A proposal to alter Bitcoin's consensus rules has ignited one of the network's most contentious governance debates in years. Bitcoin Improvement Proposal 110 (BIP-110) would temporarily restrict several methods used to embed non-financial data, such as images and text, in Bitcoin transactions. Supporters argue it would reduce blockchain spam, while critics warn it could invalidate valid transactions and risk a chain split.
What BIP-110 Would Change
Bitcoin transactions can carry more than just payments; they can include text, images, token metadata, and other information through transaction scripts and witness data. BIP-110, as a soft fork, would tighten Bitcoin's consensus rules by limiting these data-embedding techniques. Specifically, it would cap most new transaction outputs at 34 bytes, restore an 83-byte limit for OP_RETURN outputs, limit certain witness elements to 256 bytes, and temporarily restrict several Taproot features commonly used for inscriptions—Bitcoin's equivalent of NFTs on Ethereum or Solana.
Critics say BIP-110 would invalidate transactions that are currently valid under Bitcoin's rules and set a dangerous precedent. In a February blog post, Casa Chief Security Officer Jameson Lopp argued that the proposal would weaken Bitcoin's censorship resistance and predictability. "BIP-110 signals that the protocol can be altered to censor subjectively 'undesirable' transactions, eroding its image as permissionless programmable money," Lopp wrote.

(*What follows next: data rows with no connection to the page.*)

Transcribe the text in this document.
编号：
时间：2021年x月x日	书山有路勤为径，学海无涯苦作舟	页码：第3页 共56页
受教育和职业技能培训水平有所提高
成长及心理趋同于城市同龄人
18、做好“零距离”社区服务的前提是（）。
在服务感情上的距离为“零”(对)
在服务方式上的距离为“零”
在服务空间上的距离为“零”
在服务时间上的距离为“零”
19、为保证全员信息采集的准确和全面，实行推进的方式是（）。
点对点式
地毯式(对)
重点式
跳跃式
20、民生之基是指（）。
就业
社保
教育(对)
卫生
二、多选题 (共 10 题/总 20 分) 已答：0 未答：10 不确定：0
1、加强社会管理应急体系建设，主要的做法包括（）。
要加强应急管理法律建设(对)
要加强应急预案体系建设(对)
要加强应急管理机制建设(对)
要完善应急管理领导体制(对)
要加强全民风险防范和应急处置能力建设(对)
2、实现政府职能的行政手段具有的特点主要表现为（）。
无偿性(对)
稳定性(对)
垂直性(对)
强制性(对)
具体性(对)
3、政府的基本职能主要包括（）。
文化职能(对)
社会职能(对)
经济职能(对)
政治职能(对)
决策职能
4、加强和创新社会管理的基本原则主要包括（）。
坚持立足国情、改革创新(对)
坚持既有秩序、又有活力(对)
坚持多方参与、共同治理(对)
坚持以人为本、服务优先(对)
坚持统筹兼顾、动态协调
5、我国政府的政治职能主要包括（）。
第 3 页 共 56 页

Divided Reactions from Key Figures
The debate has drawn reactions from prominent Bitcoin figures. Strategy Executive Chairman Michael Saylor wrote on X: "There are 110 things more dangerous to Bitcoin than spam. BIP 110 turns a spam dispute into a consensus change that would invalidate some currently valid, fee-paying transactions. That precedent is the danger." Blockstream CEO Adam Back argued that Bitcoin's decentralized design prevents users from imposing preferences on others, adding that supporters are free to create their own fork, but "Bitcoin won't be joining it."
BIP-110's mandatory signaling period begins in August, and so far, only 1% of miners have shown support, according to the proposal's monitoring dashboard. Bitcoin advocate Samson Mow, in an essay titled "The Bitcoin Alliance," urged participants to think of themselves as an alliance rather than a community. He opposed BIP-110, arguing that protocol changes require broad consensus and criticizing Bitcoin Core developers for mishandling related policy changes.
The Ordinals Origin
The dispute traces back to early 2023 with the launch of Ordinals, a protocol by Casey Rodarmor that allows digital content to be inscribed onto individual satoshis. Ordinals use features from SegWit and Taproot upgrades to create NFT-like assets on the Bitcoin blockchain. As Ordinals and BRC-20 tokens gained popularity, demand for block space increased, pushing transaction fees higher—a development supporters say benefits miners, while critics like developer Luke Dashjr label it spam.
During the Blocksize War (2015–2017), the small block camp prevailed, with big blockers forking to create Bitcoin Cash and later Bitcoin SV. Mow drew parallels, noting that the earlier conflict never involved coercion. "We just all 'got it' and were confident in our position," he wrote, while warning that the current dispute risks unnecessary division.